Moreover, the civil war in Oromia has intensified, with large parts of the region suffering from limited rule of law and security. Low level insurgencies and cross-border skirmishes also affect the Gambella region. The growing infighting between the Oromo and Amhara factions of the ruling party may also lead to realignments that could be destabilising.
The National Dialogue Commission is expected to start actual consultations, after months of preparatory work. The process could offer a formal outlet for frustrations. Nevertheless, key opposition forces remain sceptical about the process, and popular awareness of the institution and its role remain limited. In view of fundamental differences about historical issues and the nature of the state and the political system, perceptions of lack of inclusivity and neutrality of the process and supposed outcomes of the dialogue may intensify tensions and instability.
Accordingly, the national political and security situation will remain fragile. These tensions, alongside broader economic and financial troubles, will hinder efforts to resettle millions of displaced people, and may even generate new rounds of displacement.
The peace accord in northern Ethiopia has largely held, and relations with Western countries are improving. There is therefore some hope that the U.S. and European Union would resume direct budgetary support and reconsider Western economic sanctions on Ethiopia, notably exclusion from the duty-free access to U.S. markets under the African Growth and Opportunity Act, mainly affecting textile and apparel exports. Both Washington and Brussels continue to provide humanitarian assistance to Ethiopia.

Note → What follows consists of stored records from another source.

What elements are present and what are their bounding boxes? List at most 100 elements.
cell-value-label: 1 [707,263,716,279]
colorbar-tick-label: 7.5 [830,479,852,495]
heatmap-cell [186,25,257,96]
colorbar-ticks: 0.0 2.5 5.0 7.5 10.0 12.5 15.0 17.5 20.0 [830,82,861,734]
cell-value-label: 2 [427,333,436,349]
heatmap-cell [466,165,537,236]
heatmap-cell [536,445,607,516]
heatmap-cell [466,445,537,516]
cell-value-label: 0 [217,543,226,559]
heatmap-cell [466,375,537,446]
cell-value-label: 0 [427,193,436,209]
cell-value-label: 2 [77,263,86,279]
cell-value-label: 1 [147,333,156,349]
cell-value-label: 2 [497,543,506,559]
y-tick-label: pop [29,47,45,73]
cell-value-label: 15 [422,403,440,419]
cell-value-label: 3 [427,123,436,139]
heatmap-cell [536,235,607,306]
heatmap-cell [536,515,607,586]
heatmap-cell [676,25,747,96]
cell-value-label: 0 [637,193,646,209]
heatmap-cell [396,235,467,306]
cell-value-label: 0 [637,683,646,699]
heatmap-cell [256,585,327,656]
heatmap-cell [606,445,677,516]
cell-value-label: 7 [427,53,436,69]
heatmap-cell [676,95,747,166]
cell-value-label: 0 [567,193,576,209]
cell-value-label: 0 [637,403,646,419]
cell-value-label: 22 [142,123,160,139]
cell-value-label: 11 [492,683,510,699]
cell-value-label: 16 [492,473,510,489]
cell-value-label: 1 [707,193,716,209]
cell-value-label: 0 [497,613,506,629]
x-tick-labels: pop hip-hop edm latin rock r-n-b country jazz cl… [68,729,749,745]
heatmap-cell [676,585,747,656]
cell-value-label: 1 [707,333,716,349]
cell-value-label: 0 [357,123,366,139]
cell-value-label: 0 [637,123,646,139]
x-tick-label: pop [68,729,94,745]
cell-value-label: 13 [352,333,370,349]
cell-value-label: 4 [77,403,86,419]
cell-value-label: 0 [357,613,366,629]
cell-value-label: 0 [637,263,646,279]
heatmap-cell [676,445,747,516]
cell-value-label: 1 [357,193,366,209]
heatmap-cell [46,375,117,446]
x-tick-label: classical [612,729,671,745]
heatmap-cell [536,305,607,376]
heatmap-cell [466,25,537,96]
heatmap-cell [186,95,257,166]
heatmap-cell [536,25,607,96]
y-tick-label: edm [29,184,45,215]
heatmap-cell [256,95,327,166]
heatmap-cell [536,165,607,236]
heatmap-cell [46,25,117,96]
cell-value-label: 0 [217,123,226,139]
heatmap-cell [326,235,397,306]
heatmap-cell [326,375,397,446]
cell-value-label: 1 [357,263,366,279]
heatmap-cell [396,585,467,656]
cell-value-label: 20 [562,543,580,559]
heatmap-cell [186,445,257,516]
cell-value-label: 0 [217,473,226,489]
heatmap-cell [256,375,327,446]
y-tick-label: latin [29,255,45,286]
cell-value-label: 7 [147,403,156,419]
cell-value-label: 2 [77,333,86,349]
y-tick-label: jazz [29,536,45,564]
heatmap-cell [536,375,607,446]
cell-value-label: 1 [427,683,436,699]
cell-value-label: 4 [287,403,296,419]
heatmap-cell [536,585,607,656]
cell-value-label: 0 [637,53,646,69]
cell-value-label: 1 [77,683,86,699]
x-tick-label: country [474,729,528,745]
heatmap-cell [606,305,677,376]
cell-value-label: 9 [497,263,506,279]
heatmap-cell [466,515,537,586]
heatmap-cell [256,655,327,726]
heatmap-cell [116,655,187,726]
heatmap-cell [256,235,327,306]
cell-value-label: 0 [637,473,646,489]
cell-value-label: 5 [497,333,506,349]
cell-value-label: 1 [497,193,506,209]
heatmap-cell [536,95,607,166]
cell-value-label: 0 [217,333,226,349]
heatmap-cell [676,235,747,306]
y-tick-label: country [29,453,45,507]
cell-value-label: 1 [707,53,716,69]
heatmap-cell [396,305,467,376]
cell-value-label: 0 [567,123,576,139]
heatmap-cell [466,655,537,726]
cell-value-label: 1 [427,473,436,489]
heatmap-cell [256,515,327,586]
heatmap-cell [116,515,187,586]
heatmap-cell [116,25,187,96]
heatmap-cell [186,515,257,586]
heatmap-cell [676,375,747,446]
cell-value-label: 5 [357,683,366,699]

While the Ethiopian government can be expected to intensify initiatives to implement transitional justice, its rejection of the United Nations’ International Commission of Human Rights Experts on Ethiopia to investigate crimes related to the civil war will delay removal of sanctions and resumption of economic support. In this context, the alarmingly low levels of foreign reserves will remain, and the budget deficit may increase.
Expectations for debt restructuring have increased following the signing of the peace accord. Nevertheless, uncertainties remain, including due to increasing West-China geopolitical tensions, and a breakthrough may not be imminent.
To avoid default, the country will need to continue to allocate more than 20% of export income to service its external debt, which will further increase the budget deficit, and constrain already suppressed public investment levels. While planned privatization efforts and opening for external investment of the banking sector offer hopes for increased flow of foreign reserves, these are unlikely to address the massive gaps, which require a significant injection of capital only a debt restructuring can achieve. The high levels of debt also dent chances of securing transitional loans from China, Gulf countries and other non-Western sources.
Accordingly, while a sovereign default may not occur in the short term, the closer the country gets to the maturation of 1 billion Eurobond in 2024 without debt restructuring, the higher the chances of default.